I like that we buy our rice from that small store on the corner. That the rice comes from out of a hessian sack and that we take it home in a small and transparent plastic bag. I like this, it feels somehow organic, or as close to organic as we can possibly make it, I suppose.
A plastic carrier bag feels organic?
Not the bag, no, but the hessian sack, and the fact that I chose which rice to buy on account of the type of grain that I need, what the recipe requires.
Short grain or long, dark or Arborio,
Right. It’s the thing that matters, the rice. I never have to see a label; never have to choose which kind of labeled rice I want to buy.
The sack has a painted label
But it’s one that I never have to see. The whole label to personality type process is strictly avoided. It provides a rest bite, as for the rest of the shopping experience I’m forced into making personal choices about what sort of person I might want to be.

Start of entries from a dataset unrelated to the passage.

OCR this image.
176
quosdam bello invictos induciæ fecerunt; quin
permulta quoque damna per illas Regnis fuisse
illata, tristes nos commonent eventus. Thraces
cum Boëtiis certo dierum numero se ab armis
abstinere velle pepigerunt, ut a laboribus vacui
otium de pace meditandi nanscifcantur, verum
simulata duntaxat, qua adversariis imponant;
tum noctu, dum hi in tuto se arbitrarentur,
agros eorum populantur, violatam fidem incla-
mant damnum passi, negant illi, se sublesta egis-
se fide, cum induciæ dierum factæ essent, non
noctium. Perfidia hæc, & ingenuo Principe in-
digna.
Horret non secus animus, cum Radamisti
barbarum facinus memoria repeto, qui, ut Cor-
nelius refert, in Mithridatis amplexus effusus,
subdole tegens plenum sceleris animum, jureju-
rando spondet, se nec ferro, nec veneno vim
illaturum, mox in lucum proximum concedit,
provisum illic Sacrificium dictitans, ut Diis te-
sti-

What sort of person chooses Kikkoman soy sauce over Pearl River Bridge?
Not even to mention an imported Lee Kum Kee, est.1888.
So how goes the reading?
It’s good. But I worry sometimes that I put too much emphasis upon small, insignificant things to represent larger qualities of life that I aspire to. I enter houses and see coasters on coffee tables and take for granted that their life must be one of domestic bliss, freshly brewed cafetieres drunk leisurely throughout the a.m. over lingering pages of a weekly supplement from newspapers of greater intellectual content than I could ever stomach. I see complex bedspreads and mattresses rich with additional throw covers and bolstered and buttoned neck roll pillows, and imagine ample and rewarding sex lives, free from the pitfalls of expectation and sameness.
I often regret not having a voice made for sex. He interjected and she waited for him to continue.

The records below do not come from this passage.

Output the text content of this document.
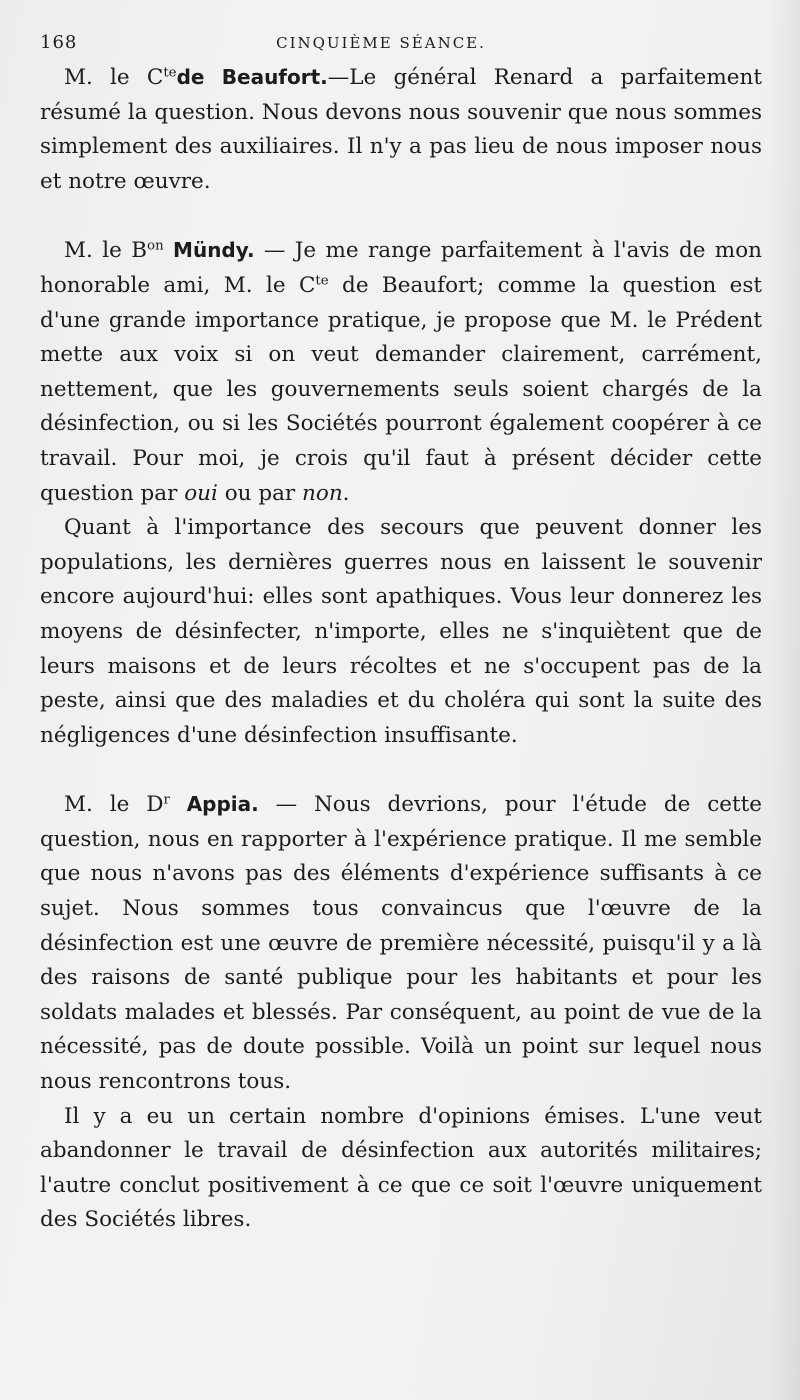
168	CINQUIÈME SÉANCE.

M. le $C^{te}de$ Beaufort.—Le général Renard a parfaitement résumé la question. Nous devons nous souvenir que nous sommes simplement des auxiliaires. Il n'y a pas lieu de nous imposer nous et notre œuvre.

M. le $B^{on}$ Mündy. — Je me range parfaitement à l'avis de mon honorable ami, M. le $C^{te}$ de Beaufort; comme la question est d'une grande importance pratique, je propose que M. le Prédent mette aux voix si on veut demander clairement, carrément, nettement, que les gouvernements seuls soient chargés de la désinfection, ou si les Sociétés pourront également coopérer à ce travail. Pour moi, je crois qu'il faut à présent décider cette question par oui ou par non.

Quant à l'importance des secours que peuvent donner les populations, les dernières guerres nous en laissent le souvenir encore aujourd'hui: elles sont apathiques. Vous leur donnerez les moyens de désinfecter, n'importe, elles ne s'inquiètent que de leurs maisons et de leurs récoltes et ne s'occupent pas de la peste, ainsi que des maladies et du choléra qui sont la suite des négligences d'une désinfection insuffisante.

M. le $D^r$ Appia. — Nous devrions, pour l'étude de cette question, nous en rapporter à l'expérience pratique. Il me semble que nous n'avons pas des éléments d'expérience suffisants à ce sujet. Nous sommes tous convaincus que l'œuvre de la désinfection est une œuvre de première nécessité, puisqu'il y a là des raisons de santé publique pour les habitants et pour les soldats malades et blessés. Par conséquent, au point de vue de la nécessité, pas de doute possible. Voilà un point sur lequel nous nous rencontrons tous.

Il y a eu un certain nombre d'opinions émises. L'une veut abandonner le travail de désinfection aux autorités militaires; l'autre conclut positivement à ce que ce soit l'œuvre uniquement des Sociétés libres.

That is the tonal quality of my voice and foreplay are not matched. I’ve wished a great many times, that I could say more to you.

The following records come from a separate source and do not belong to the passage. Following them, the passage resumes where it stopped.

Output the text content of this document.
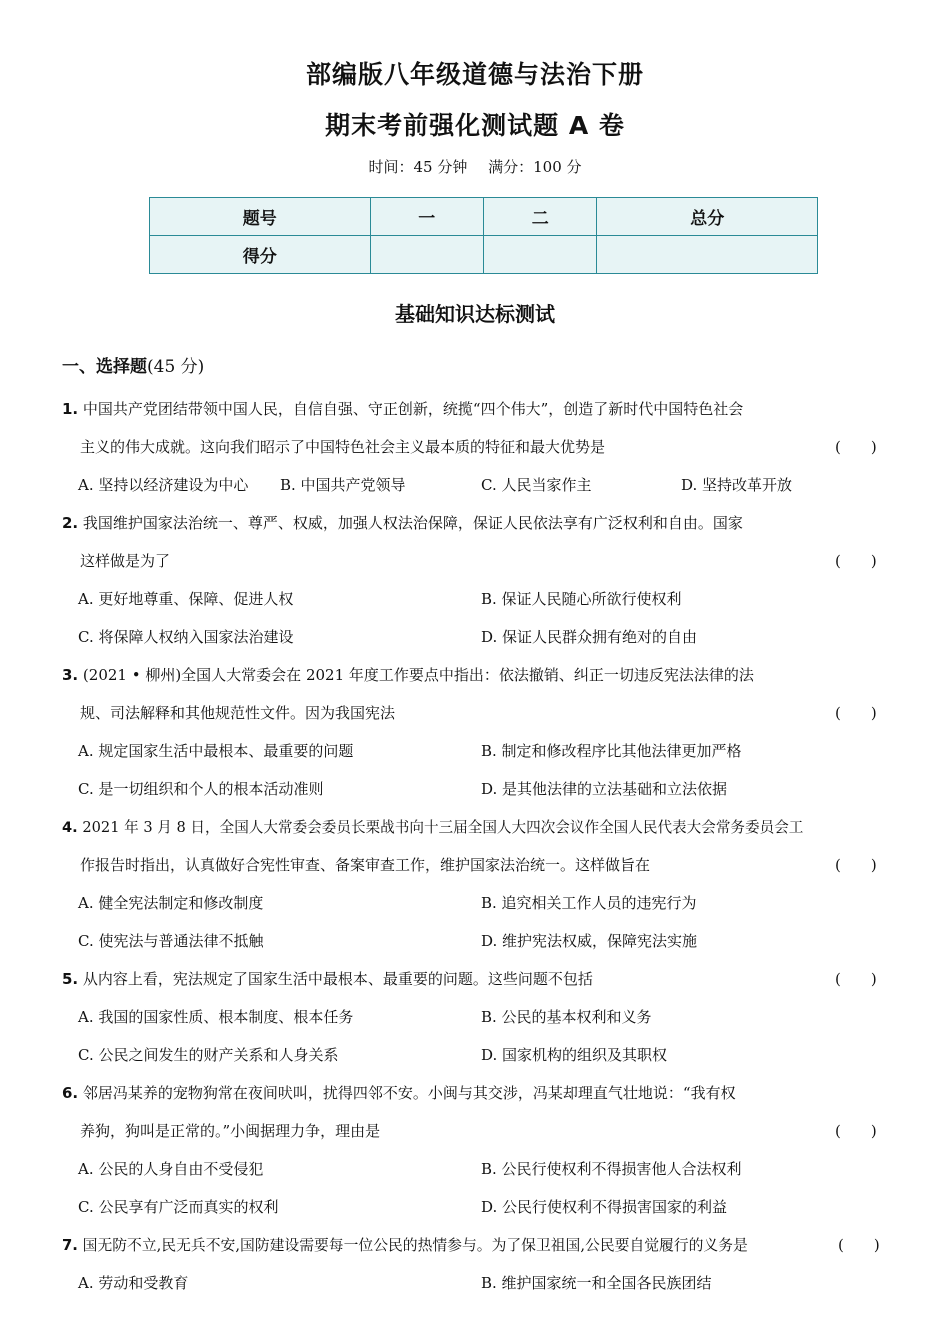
部编版八年级道德与法治下册
期末考前强化测试题 A 卷
时间：45 分钟 满分：100 分
题号	一	二	总分
得分			
基础知识达标测试
一、选择题(45 分)
1. 中国共产党团结带领中国人民，自信自强、守正创新，统揽“四个伟大”，创造了新时代中国特色社会
主义的伟大成就。这向我们昭示了中国特色社会主义最本质的特征和最大优势是	(　　)
A. 坚持以经济建设为中心 B. 中国共产党领导	C. 人民当家作主	D. 坚持改革开放
2. 我国维护国家法治统一、尊严、权威，加强人权法治保障，保证人民依法享有广泛权利和自由。国家
这样做是为了	(　　)
A. 更好地尊重、保障、促进人权	B. 保证人民随心所欲行使权利
C. 将保障人权纳入国家法治建设	D. 保证人民群众拥有绝对的自由
3. (2021 • 柳州)全国人大常委会在 2021 年度工作要点中指出：依法撤销、纠正一切违反宪法法律的法
规、司法解释和其他规范性文件。因为我国宪法	(　　)
A. 规定国家生活中最根本、最重要的问题	B. 制定和修改程序比其他法律更加严格
C. 是一切组织和个人的根本活动准则	D. 是其他法律的立法基础和立法依据
4. 2021 年 3 月 8 日，全国人大常委会委员长栗战书向十三届全国人大四次会议作全国人民代表大会常务委员会工
作报告时指出，认真做好合宪性审查、备案审查工作，维护国家法治统一。这样做旨在	(　　)
A. 健全宪法制定和修改制度	B. 追究相关工作人员的违宪行为
C. 使宪法与普通法律不抵触	D. 维护宪法权威，保障宪法实施
5. 从内容上看，宪法规定了国家生活中最根本、最重要的问题。这些问题不包括	(　　)
A. 我国的国家性质、根本制度、根本任务	B. 公民的基本权利和义务
C. 公民之间发生的财产关系和人身关系	D. 国家机构的组织及其职权
6. 邻居冯某养的宠物狗常在夜间吠叫，扰得四邻不安。小闽与其交涉，冯某却理直气壮地说：“我有权
养狗，狗叫是正常的。”小闽据理力争，理由是	(　　)
A. 公民的人身自由不受侵犯	B. 公民行使权利不得损害他人合法权利
C. 公民享有广泛而真实的权利	D. 公民行使权利不得损害国家的利益
7. 国无防不立,民无兵不安,国防建设需要每一位公民的热情参与。为了保卫祖国,公民要自觉履行的义务是	(　　)
A. 劳动和受教育	B. 维护国家统一和全国各民族团结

But I know that these objects do not promise the external lives lived around them and that it is my projected fantasy and my affectation, and that if I wanted to spend the mornings reading glossy newspaper supplements that I could and am fully able to seduce you towards sexual congress, and that it’s not the lack of artisanal crafted cork foam coasters, nor is it a lack of cotton and polyester blended pillows which is holding me back.
Sometimes I worry about the places in conversation where we meet like this.
That it is just to say, I’m feeling totally vulnerable about the whole prospect of having to go through that process of reinvention again, and I guess am just asking you to please, not take any further action in forcing me to make those kinds of choices.
I can do that. That’s a thing I can promise to do.
I can, on one condition.
That you stop reading the Postmodernists and perhaps spend some time with Realists for a change,
Agreed. Thank you.
She processed this, and the two of them went back to silently eating, submerging slivers of tofu skin into fiery red, volcanic pools of fermented bean curd sauce, basined in by sides of long grain white rice, of which the agricultural manufacture was unbeknownst to them, as she lifted up a second slice to let the drops of crimson flavoring run off into the bowl, considering the innumerable damage that the horrors of Crane’s Irish immigrant vernacular or Sinclair’s grim despair could wreak upon her personal life, she quickly chewed and swallowed the string of tofu, and decided to perhaps stick to some Comte de Lautréamont instead. For if the printed page was to continue to dominate her thoughts, then inanimate objects might as well get a look in as well.